Dass William Goldenberg für seine Leistung bei Argo prämiert wurde ist gemeinsam mit dem Argo-Gewinn beim USC Scripter Award für das beste Drehbuch ein entscheidendes Signal: Die Einzelleistungen der Argo-Macher finden Anklang. Bislang gewann der Film, wenn nicht für Ben Afflecks Regieführung, Gesamtpreise. Bestes Drama bei den Globes, bestes Ensemble bei den SAGs, beste Produktion bei den PGAs. Nun ist aber endgültig unstrittig, dass der Argo-Preissegen in den vergangenen Wochen keine Affleck-Trostnummer ist. Was leider nicht alle so sehen.

Mit jedem Argo-Sieg häufen sich unter seit Jahren oder gar Jahrzehnten eingesessenen Oscar-Beobachtern die Frustbeiträge, dass Afflecks Thrillerdrama diesen Preissegen nicht verdient hätte und einzig und allein überall absahnt, weil sich Abstimmungsberechtigte bei Affleck entschuldigen wollen. Von einem besonnen Beitrag bei The Film Experience ("Affleck's over-mourned 'snub' (people keep conveniently forgetting how strong the Best Director lineup is without him!) handed Argo an underdog narrative in a season where the narratives -- those tricky hooks that make a person or movie so irresistible in the Story of the Year's Entertainments -- weren't all that strong even if the movies were.") hin zu Dutzenden (!) angesäuerten Artikeln bei Awards Daily.

Für mich, der im Vergleich zu diesen Bloggern einen Novizen darstellt, ist es vermessen, zu widersprechen. Aber langsam wird mir der Argo-Frust zu viel. Deshalb muss ich aufschreien: Argo gewinnt, weil ihn die Stimmberechtigten so sehr mögen, nicht aus Mitleid!

Nicht, dass ich an Sympathie- und Mitleidswahlen zweifeln würde. Mitglieder der Filmindustrie sind auch nur Menschen, und gerade, wenn es um die Beurteilung von Kunst geht, so stimmt das Herz immer mit ab. Wäre ich ein Regisseur, der bei den Director's Guild Awards und den Oscars abstimmen darf, und der sich dieses Jahr zum Beispiel nicht zwischen Steven Spielberg und Ben Affleck entscheiden kann, so hätte ich selbstverständlich für Affleck bei den DGAs abgestimmt, damit er als mein Mitfavorit wenigstens einen Preis mit nach Hause nehmen kann.

Solches Denken beeinflusste gewiss auch Entscheidungen wie Martin Scorseses Oscar-Gewinn für The Departed, der längst nicht der beste Film des Meisterregisseurs ist, aber gut genug war, um ein ansehnlicher Oscar-Gewinner zu sein.
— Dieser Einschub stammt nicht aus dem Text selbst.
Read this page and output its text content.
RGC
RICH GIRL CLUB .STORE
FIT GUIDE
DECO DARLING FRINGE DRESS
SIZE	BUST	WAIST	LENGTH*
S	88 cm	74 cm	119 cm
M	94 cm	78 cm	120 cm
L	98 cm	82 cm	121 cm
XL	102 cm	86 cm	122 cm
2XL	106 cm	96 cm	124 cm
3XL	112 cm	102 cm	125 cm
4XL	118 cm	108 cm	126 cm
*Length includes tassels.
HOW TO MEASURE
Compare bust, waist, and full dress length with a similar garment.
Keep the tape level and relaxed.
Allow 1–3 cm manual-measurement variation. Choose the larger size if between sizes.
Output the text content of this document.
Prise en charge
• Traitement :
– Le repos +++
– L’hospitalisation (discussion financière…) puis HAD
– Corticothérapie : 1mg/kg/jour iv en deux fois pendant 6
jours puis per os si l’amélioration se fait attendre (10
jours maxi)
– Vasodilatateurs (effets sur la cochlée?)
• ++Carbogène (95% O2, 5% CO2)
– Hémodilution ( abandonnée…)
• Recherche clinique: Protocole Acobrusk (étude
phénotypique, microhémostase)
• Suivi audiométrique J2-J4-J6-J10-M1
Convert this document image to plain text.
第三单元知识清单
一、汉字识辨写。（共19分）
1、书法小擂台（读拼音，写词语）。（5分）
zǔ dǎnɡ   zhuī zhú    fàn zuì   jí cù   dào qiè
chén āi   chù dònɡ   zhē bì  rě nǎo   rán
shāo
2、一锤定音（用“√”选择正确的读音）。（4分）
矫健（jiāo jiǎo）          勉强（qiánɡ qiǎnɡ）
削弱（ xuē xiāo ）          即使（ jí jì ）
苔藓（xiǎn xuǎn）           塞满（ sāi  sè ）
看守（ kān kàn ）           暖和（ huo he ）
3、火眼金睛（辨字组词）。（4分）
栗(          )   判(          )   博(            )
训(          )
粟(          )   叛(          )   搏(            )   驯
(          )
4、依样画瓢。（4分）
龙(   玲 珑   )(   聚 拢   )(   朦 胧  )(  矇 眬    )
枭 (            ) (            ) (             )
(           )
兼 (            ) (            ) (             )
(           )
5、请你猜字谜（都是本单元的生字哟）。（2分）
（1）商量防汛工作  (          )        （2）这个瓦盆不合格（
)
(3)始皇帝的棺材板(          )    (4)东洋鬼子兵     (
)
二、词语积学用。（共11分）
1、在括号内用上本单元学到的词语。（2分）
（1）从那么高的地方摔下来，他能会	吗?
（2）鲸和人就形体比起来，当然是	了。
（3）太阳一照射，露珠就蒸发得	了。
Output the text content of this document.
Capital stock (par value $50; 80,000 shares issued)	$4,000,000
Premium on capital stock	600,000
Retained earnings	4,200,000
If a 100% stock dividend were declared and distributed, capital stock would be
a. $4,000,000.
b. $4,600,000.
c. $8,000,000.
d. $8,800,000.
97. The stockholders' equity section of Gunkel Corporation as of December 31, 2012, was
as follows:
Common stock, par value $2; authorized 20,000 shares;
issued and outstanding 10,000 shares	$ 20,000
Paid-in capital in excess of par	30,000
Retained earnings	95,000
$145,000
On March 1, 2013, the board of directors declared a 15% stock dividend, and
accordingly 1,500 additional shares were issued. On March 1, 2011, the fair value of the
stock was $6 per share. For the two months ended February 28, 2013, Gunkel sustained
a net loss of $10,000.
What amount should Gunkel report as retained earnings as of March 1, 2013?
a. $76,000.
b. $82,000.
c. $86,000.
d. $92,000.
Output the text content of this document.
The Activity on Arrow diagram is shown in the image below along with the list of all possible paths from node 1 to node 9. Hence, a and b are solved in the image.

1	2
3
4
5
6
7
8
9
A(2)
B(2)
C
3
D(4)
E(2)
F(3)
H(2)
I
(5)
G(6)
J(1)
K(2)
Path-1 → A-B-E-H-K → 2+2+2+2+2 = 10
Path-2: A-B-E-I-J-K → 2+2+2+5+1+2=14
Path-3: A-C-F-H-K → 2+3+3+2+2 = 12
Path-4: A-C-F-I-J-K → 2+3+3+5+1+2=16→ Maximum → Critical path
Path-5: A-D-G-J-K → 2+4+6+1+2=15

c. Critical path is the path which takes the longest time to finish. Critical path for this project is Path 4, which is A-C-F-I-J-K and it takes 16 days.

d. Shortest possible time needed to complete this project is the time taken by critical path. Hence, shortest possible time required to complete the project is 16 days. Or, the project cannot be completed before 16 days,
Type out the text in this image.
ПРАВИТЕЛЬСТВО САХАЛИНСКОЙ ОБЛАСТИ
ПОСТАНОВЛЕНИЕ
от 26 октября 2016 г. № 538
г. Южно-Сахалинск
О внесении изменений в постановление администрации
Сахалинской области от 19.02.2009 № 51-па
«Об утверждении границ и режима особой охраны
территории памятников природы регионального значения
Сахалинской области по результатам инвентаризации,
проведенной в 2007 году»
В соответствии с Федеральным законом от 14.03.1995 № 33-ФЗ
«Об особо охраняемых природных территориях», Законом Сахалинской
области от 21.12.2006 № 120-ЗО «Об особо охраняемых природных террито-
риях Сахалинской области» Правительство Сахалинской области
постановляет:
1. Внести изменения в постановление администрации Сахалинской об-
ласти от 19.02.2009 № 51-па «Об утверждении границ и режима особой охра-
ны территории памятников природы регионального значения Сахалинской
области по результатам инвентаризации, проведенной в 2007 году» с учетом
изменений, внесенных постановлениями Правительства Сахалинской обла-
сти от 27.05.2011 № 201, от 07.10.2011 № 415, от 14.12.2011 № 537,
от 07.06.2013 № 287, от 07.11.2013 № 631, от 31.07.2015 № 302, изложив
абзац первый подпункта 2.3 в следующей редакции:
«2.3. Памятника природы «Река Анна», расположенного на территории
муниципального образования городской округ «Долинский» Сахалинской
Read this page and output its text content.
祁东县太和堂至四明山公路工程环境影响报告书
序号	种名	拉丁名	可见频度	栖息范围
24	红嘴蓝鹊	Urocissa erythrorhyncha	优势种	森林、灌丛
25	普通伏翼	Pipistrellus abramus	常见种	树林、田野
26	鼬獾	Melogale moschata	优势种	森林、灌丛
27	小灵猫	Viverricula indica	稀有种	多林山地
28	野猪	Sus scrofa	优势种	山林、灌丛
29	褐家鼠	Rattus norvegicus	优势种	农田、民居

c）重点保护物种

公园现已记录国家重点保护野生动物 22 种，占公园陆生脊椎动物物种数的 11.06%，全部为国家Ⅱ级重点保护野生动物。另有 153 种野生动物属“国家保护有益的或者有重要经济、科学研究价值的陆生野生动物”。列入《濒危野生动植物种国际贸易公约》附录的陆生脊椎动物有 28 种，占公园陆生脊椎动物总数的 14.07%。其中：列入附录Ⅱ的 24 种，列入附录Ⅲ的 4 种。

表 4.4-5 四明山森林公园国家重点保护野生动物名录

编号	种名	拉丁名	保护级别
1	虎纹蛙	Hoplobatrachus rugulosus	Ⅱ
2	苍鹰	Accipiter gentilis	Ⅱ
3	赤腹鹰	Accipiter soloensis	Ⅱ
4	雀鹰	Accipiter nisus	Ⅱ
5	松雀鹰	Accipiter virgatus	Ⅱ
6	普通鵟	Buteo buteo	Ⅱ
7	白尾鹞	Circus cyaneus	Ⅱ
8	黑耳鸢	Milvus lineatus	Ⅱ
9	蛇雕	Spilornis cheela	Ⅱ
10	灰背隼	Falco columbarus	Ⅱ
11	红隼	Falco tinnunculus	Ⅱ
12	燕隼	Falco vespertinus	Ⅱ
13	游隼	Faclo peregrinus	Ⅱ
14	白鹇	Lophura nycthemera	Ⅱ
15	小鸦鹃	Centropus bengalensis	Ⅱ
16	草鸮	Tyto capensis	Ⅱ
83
Es ist nicht schwer, sich vorzustellen, dass einige Abstimmungsberechtigte zwischen Eastwood und Scorsese, andere zwischen Iñárritu und Scorsese schwankten. Da letzterer langsam überfällig wurde, hatte er in solchen Zweifelsfällen die Nase vorn und setzte sich letztlich durch.

Also ja, ich glaube nicht, dass Argo nicht wenigstens einen "Mitleidspreis" erhielt. Besagte Auszeichnung der Director's Guild Awards etwa könnte einen solchen Beigeschmack haben. Trotzdem steht Argo meiner Ansicht nach und entgegen zahlloser Theorien eben nicht allein auf den Füßen der "Armer, armer Ben"-Storyline.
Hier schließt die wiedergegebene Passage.